Pope Francis sent a telegram of condolences and blessings to Archbishop Christian Lepine of Montreal April 8 and called Cardinal Turcotte "a pastor who was zealous and attentive to the challenges of the contemporary church."

"As we celebrate the resurrection of the Lord, I beseech him to welcome into the light of eternal life this faithful pastor, who served the church with dedication, not only in his diocese but also at the national level as president of the Canadian Conference of Catholic Bishops, all the while being a listened-to member of various Roman dicasteries."

Archbishop Anthony Mancini of Halifax-Yarmouth, Nova Scotia, said Cardinal Turcotte's strengths were "his people strengths. He was a mentor and he was a good friend."

"He was street-smart, there was nothing highbrow about him," the archbishop said. "That reflects his upbringing and his blue-collar background. He was very practical, a very good administrator and good with finances."
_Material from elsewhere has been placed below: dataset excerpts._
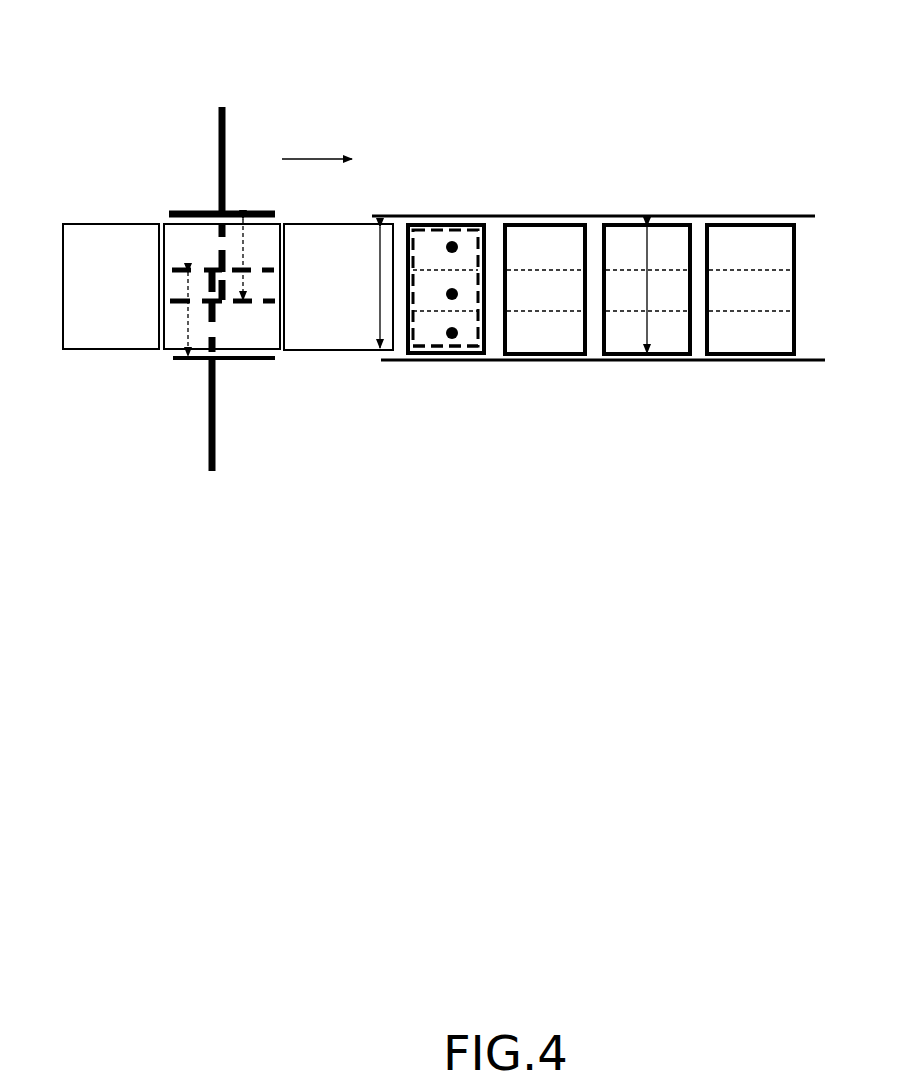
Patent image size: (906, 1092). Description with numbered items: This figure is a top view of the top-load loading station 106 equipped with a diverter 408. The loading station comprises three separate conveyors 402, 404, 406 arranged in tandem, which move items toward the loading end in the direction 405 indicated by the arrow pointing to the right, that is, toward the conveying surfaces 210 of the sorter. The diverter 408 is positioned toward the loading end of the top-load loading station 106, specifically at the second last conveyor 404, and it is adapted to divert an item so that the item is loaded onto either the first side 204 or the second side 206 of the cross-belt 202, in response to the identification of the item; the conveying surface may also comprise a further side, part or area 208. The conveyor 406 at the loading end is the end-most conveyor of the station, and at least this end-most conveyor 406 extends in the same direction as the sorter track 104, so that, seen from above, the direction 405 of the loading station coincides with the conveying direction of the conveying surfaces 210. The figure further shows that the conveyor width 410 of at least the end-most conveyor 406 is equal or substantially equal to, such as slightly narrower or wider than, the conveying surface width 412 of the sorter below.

The sorter track 104 is at (752, 212).
The top-load loading station 106 is at (157, 128).
The cross-belt 202 is at (433, 223).
The first side 204 is at (452, 247).
The second side 206 is at (452, 294).
The further side 208 is at (452, 333).
The conveying surfaces 210 is at (457, 348).
The conveyor 402 is at (83, 350).
The second last conveyor 404 is at (168, 350).
The direction 405 is at (325, 158).
The end-most conveyor 406 is at (317, 350).
The diverter 408 is at (273, 103).
The conveyor width 410 is at (380, 352).
The conveying surface width 412 is at (647, 356).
Archbishop Mancini added that Cardinal Turcotte walked a fine line between English and French Montreal.

"There was always an underlying tension there, and it didn't take much to set it off," the archbishop said. "He was once asked whether he was for Ottawa or Quebec, and he defused the question by saying, 'I am for Montreal.'"

In 1997, the cardinal told Le Devoir newspaper that the people of Quebec, not the Supreme Court of Canada, had the right to decide whether or not the province would remain in Canada.

Montreal Auxiliary Bishop Thomas Dowd said Cardinal Turcotte "had to make some difficult choices in the diocese, such as the closing of some parishes and churches."

"The loss of the Catholic schools also required a solid leadership response. In the face of these changes, he supported the particular character and institutions of the English-speaking Catholic sector while also building bridges with the rest of the diocese.

"He was both a mentor and a pastor. His role required him to mix often with the elites of society, but he never lost his ordinary touch, and without ignoring anyone he was always most comfortable speaking with the humblest of people," Bishop Dowd said.

One of seven children, Jean-Claude Turcotte was born June 26, 1936, in Montreal and studied at College Andre-Grasset. He was ordained in 1959. He served in St. Mathias Parish until 1967, when he became a diocesan administrator.

He studied social ministry in France for a year and, upon his return, held various posts in the Montreal Archdiocese. He was consecrated a bishop in 1982 and helped organize St. John Paul II's visit to Quebec in 1984.

In 1990, he was named archbishop of Montreal, and he was elevated to cardinal in 1994. He retired as archbishop in March 2012.

Cardinal Turcotte served three years as CCCB president and participated in the conclaves that elected retired Pope Benedict XVI and Pope Francis.

With Cardinal Turcotte's death, the College of Cardinals has 225 members, 122 of whom are under age 80 and eligible to vote in a conclave.